Wallace Thurman, born and raised in Salt Lake City -- mostly -- was a Westerner, and his peripatetic life before relocating to Harlem in 1925 encompassed three years in Los Angeles, where he dropped out of the University of Southern California and met Arna Bontemps while both worked in the post office. Bontemps and Thurman promoted their own two-man Negro Renaissance to little effect in California, but when Bontemps made the move to Harlem as the literary Renaissance was rising to public notice, Thurman followed hard on his heels.

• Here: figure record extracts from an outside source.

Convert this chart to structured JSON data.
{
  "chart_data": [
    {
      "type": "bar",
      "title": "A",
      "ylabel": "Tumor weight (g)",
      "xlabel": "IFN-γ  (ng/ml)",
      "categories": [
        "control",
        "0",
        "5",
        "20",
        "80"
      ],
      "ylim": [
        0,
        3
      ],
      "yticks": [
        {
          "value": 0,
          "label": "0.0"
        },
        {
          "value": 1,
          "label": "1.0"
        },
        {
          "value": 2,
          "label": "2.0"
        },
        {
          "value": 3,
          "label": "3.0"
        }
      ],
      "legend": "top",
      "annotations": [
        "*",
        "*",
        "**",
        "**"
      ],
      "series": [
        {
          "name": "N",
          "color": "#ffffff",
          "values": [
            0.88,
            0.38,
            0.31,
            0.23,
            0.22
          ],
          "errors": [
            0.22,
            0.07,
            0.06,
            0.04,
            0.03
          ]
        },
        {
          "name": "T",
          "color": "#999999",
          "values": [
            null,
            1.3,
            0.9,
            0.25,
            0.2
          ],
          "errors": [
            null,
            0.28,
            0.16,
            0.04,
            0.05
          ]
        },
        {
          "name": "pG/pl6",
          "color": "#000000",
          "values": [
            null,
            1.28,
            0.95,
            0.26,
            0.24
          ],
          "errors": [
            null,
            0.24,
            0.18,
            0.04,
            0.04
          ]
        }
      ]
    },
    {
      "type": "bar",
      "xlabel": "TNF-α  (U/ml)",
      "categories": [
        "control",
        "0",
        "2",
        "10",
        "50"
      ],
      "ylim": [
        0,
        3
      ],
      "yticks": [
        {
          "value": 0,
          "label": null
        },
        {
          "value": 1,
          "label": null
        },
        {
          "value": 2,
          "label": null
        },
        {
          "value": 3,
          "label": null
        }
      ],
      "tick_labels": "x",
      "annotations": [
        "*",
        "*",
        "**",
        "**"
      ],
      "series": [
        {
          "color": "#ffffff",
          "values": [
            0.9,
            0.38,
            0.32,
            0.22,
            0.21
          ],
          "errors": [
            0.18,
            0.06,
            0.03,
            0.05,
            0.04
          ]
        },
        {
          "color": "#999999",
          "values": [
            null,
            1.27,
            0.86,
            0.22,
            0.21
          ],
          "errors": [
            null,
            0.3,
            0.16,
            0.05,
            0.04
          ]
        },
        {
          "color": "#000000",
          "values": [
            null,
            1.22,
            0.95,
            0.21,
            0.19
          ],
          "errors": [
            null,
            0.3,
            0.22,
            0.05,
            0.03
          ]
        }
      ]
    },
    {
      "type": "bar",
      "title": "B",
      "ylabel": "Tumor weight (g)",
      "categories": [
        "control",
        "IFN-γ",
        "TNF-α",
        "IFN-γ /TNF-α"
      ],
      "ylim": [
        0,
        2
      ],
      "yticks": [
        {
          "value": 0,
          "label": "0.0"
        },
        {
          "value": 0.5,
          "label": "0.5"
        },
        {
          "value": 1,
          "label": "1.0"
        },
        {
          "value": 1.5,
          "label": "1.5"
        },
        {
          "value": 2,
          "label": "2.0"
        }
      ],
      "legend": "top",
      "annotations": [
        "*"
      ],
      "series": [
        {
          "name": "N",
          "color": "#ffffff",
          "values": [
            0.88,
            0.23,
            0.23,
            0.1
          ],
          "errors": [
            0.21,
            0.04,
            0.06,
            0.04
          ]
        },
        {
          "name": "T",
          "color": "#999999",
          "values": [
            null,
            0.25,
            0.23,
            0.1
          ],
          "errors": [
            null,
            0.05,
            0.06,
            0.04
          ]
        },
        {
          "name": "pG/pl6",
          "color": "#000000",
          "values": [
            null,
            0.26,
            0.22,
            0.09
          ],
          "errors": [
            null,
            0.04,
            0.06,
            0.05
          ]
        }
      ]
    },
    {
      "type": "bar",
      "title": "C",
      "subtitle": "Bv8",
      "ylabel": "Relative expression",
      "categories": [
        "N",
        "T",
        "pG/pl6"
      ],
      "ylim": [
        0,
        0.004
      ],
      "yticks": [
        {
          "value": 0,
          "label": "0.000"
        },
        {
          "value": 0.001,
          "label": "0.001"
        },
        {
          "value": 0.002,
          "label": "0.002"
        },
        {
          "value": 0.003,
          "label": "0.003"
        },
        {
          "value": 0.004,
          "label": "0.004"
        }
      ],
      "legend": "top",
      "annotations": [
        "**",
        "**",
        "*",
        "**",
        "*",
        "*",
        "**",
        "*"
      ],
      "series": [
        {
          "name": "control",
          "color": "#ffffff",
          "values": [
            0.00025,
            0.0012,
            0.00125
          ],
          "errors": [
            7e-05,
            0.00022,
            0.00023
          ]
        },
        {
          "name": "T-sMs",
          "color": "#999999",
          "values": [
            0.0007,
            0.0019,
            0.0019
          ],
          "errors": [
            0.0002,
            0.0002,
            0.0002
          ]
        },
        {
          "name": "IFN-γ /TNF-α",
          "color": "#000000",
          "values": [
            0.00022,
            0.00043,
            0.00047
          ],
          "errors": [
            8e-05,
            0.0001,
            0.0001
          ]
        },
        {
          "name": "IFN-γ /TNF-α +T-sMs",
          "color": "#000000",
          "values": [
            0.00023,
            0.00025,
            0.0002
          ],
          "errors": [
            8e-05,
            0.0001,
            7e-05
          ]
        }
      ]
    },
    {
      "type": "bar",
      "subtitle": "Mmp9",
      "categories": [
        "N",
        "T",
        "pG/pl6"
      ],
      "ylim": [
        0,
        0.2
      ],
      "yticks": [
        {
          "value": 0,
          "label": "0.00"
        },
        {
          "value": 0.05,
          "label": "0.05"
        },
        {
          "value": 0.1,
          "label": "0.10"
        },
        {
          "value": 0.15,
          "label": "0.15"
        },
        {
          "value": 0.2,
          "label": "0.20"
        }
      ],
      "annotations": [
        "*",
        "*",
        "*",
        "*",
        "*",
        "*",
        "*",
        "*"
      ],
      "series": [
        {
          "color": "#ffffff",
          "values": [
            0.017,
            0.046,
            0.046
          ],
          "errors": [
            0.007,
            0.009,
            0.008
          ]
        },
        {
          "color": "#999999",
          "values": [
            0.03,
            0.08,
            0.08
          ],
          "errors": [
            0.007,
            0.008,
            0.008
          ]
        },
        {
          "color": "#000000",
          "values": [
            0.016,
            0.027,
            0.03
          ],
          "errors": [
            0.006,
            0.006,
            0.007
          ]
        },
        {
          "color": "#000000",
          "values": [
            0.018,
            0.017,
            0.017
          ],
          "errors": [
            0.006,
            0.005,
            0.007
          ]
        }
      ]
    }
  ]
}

The friendship between the two Western writers did not last. Thurman was extremely conflicted, maniacally productive, and undoubtedly the leading iconoclast of the Harlem Renaissance until he drank himself to death in 1931 -- also gay, which didn't help matters. He evinces little love for his Western origins in his fictional transgender autobiography, The Blacker the Berry (1929) and briskly skewers the shallow values of the aspiring Blacks at USC. (My father, who had won a fellowship in chemistry at USC in 1942, similarly hated the social climbing student body and dropped out in his turn.)
Slim pickings, all told. I could complicate matters further by examining the astonishing and successful career of Claude Sergeant Johnson, a (voluntarily) Black sculptor who conducted his long professional life out of San Francisco, but this essay has gone on quite long enough. California, especially Los Angeles, made a group contribution to African American culture, but that came well after the Richard Wright generation had buried the Harlem Renaissance.
And Octavia Butler wasn't born until 1947.